Three days ago he decided to do Ecstasy again. He wanted to go out in the forest -- his usual place to go. I begged, pleaded, argued, cried, threw a fit. Anything, I decided, so that he could see how desperate I am for him to stop. He still chose to do it, though, so I realized I had a decision to make. I didn't go with him. Usually I would, but I hated the idea of supporting him in this decision. So he went on his own and I finally broke down completely. Up until then I hadn't talked to anyone about it. I felt so ashamed of everything. I knew I didn't want to be home when he returned, so I reached out for help. I called a friend and asked her if I could stay with her for the night. I wrote my husband a note telling him the two major things I needed for him to change. I asked him to stop taking Ecstasy and to start looking for a better job. I let him know where I was because I wanted him to call so I would know he was alive. Because that was my biggest fear. That one day he would die while doing drugs. Now, though, my biggest fear has changed. I am now terrified that he will choose a drug over me. I think I would be stupid to think that he will not push the limits I set forth one more time. Maybe more. Maybe he doesn't love me enough. I can go on and on.

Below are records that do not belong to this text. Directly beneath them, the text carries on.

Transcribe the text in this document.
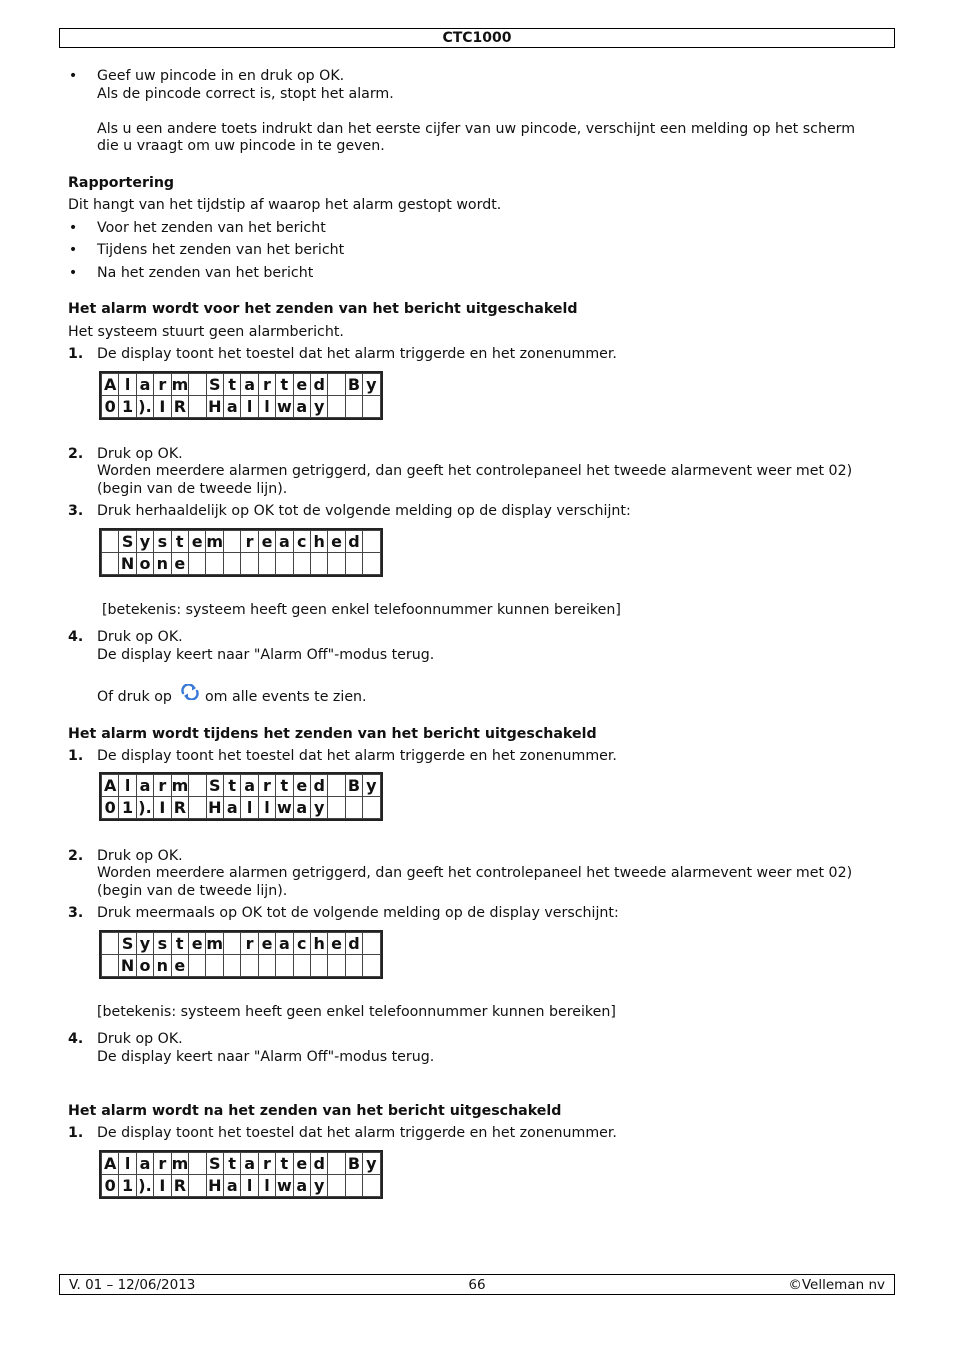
CTC1000
• Geef uw pincode in en druk op OK.
Als de pincode correct is, stopt het alarm.
Als u een andere toets indrukt dan het eerste cijfer van uw pincode, verschijnt een melding op het scherm
die u vraagt om uw pincode in te geven.
Rapportering
Dit hangt van het tijdstip af waarop het alarm gestopt wordt.
• Voor het zenden van het bericht
• Tijdens het zenden van het bericht
• Na het zenden van het bericht
Het alarm wordt voor het zenden van het bericht uitgeschakeld
Het systeem stuurt geen alarmbericht.
1. De display toont het toestel dat het alarm triggerde en het zonenummer.
A	l	a	r	m		S	t	a	r	t	e	d		B	y
0	1	).	I	R		H	a	l	l	w	a	y			
2. Druk op OK.
Worden meerdere alarmen getriggerd, dan geeft het controlepaneel het tweede alarmevent weer met 02)
(begin van de tweede lijn).
3. Druk herhaaldelijk op OK tot de volgende melding op de display verschijnt:
	S	y	s	t	e	m		r	e	a	c	h	e	d	
	N	o	n	e											
[betekenis: systeem heeft geen enkel telefoonnummer kunnen bereiken]
4. Druk op OK.
De display keert naar "Alarm Off"-modus terug.
Of druk op om alle events te zien.
Het alarm wordt tijdens het zenden van het bericht uitgeschakeld
1. De display toont het toestel dat het alarm triggerde en het zonenummer.
A	l	a	r	m		S	t	a	r	t	e	d		B	y
0	1	).	I	R		H	a	l	l	w	a	y			
2. Druk op OK.
Worden meerdere alarmen getriggerd, dan geeft het controlepaneel het tweede alarmevent weer met 02)
(begin van de tweede lijn).
3. Druk meermaals op OK tot de volgende melding op de display verschijnt:
	S	y	s	t	e	m		r	e	a	c	h	e	d	
	N	o	n	e											
[betekenis: systeem heeft geen enkel telefoonnummer kunnen bereiken]
4. Druk op OK.
De display keert naar "Alarm Off"-modus terug.
Het alarm wordt na het zenden van het bericht uitgeschakeld
1. De display toont het toestel dat het alarm triggerde en het zonenummer.
A	l	a	r	m		S	t	a	r	t	e	d		B	y
0	1	).	I	R		H	a	l	l	w	a	y			
V. 01 – 12/06/2013	66	©Velleman nv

Of course he called, said he loved me and I went home. The next day was great, but last night sucked and we were back in the usual routine of him picking me apart like this is all my fault!

I really need to know what I should do. I don't want to leave him, but I also don't want to continue living like this. I think that if he chooses to do it again I will move in with friends for awhile. Is that too dramatic? Is it not enough?

Not in Ecstasy

Dear Not in Ecstasy,

What you are going to have to do is accept the fact that your husband is an addict. Try saying that out loud, please: My husband is an addict. My husband is addicted to the drug Ecstasy.

How does that feel? Does that feel better, just to lay it out like that? Or does it feel scary, like, Oh my God this is where my whole life changes.

I'm guessing it's a little of both. There's relief in facing the truth. But there's trepidation in facing what you've got to do next.

What you've got to do next is change your life. Oh, you don't have to change everything. You can still wear the same clothes. But you have to change the way you live in regard to your husband.

Luckily, and this is the part I like, you don't have to figure it out on your own. Millions of us are addicts. I'm an addict. Addicts can change. Millions of others are in love with addicts, or the parents or siblings or wives of addicts. You're in that category. You can change too.

So I suggest that you now begin your study of addiction and how it affects relationships. Begin learning what your choices are. There are places to learn these things. There are groups. There are books. There are therapists and psychologists who have studied the phenomenon.

Information is not the problem, nor are contacts, nor are treatment modalities.

The problem is that nobody can reach inside his head and fix him. Not even you. All an addict has to do is get to the point where he really, really, really wants to change. But that sometimes takes a long time. Sometimes it never happens.

The way you live your life in the meantime is this: You live with the reality that your husband is an addict, one day at a time, through good days and bad. And you face from time to time the inevitable question, Do I leave him?

There are people who can help you with that, too. Find them.